Industry experts predict next 25 years of Asian PE - AVCJ Forum
The future of Asian private equity will see the rapid macro growth fuel the buy-out market while LPs demand more co-investment opportunities, said industry participants at the AVCJ Forum.
During a panel discussion on lessons of past 25 years of Asian private equity, moderator Dan Schwartz, chairman emeritius of the AVCJ Group, asked his panelists what they expected in the next quarter century.
"You will find institutional LPs insisting on more co-investment, and private investors such as family offices will start doing more direct deals and investing less in funds," predicted Anil Thadani, chairman of Symphony Asia.
"I think it will be time for GPs to start innovating and thinking about how they can marshal this money that is trying escape. Institutional co-investors will try to argue for no fees, no carry while more direct investments will not involve a GP at all. So, GPs will have to think about other ways to insert themselves into that chain."

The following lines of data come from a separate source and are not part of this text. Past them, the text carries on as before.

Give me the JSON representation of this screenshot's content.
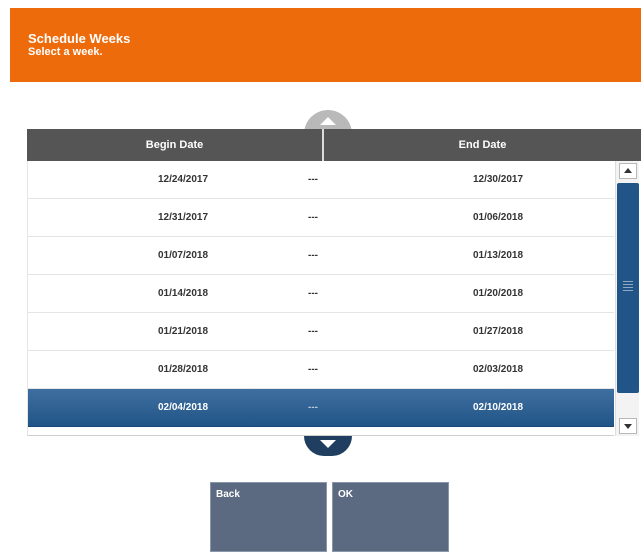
{
  "header": {
    "title": "Schedule Weeks",
    "subtitle": "Select a week."
  },
  "table": {
    "columns": {
      "begin": "Begin Date",
      "end": "End Date"
    },
    "rows": [
      {
        "begin": "12/24/2017",
        "sep": "---",
        "end": "12/30/2017",
        "selected": false
      },
      {
        "begin": "12/31/2017",
        "sep": "---",
        "end": "01/06/2018",
        "selected": false
      },
      {
        "begin": "01/07/2018",
        "sep": "---",
        "end": "01/13/2018",
        "selected": false
      },
      {
        "begin": "01/14/2018",
        "sep": "---",
        "end": "01/20/2018",
        "selected": false
      },
      {
        "begin": "01/21/2018",
        "sep": "---",
        "end": "01/27/2018",
        "selected": false
      },
      {
        "begin": "01/28/2018",
        "sep": "---",
        "end": "02/03/2018",
        "selected": false
      },
      {
        "begin": "02/04/2018",
        "sep": "---",
        "end": "02/10/2018",
        "selected": true
      }
    ]
  },
  "buttons": {
    "back": "Back",
    "ok": "OK"
  },
  "colors": {
    "header_bg": "#ee6b0c",
    "selected_row": "#215587",
    "table_header_bg": "#555555",
    "button_bg": "#5b6a80"
  },
  "icons": {
    "scroll_up": "chevron-up-icon",
    "scroll_down": "chevron-down-icon"
  }
}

Meanwhile D. Brooks Zug, founder and senior managing director at HarbourVest Partners, offered a perspective on how macroeconomic trends in both Asia and the West would affect the market. His view is that the next 10-15 years would belong to developing markets.
"We in the US have lived on debt for the last 15-20 years everybody has leveraged up - the government, banks and individuals," Zug said. "While we were doing that, developing parts of the world did not use debt."
He added that the US was entering a deleveraging period and the best it could hope for was an average 2% annual GDP growth for the next decade. Developing nations in Asia and the rest of the world, however, still have the option to leverage up.
"I think we are going to see tremendous growth here and it will help the buyout business," Zug said. "I know the theme of the last few days has been that macroeconomic growth doesn't make for a successful buyout market, but I think these markets will have an effect on our business and in the next five years more than half of the money invested in this asset class will be in developing countries."
Bill Ferris, co-founder and executive chairman of CHAMP Private Equity, pinpointed the sectors that are most likely to benefit from these capital flows. He sees venture capital coming to the fore as a result of developments in life sciences.
"With incredible steps forward in medical science, bio-genetics and gene-sequencing, these innovations will present more opportunities going forward," Ferris said. "So I think venture capital will blow buy-out returns out of the room well within 25 years, probably in the next 10-15 years."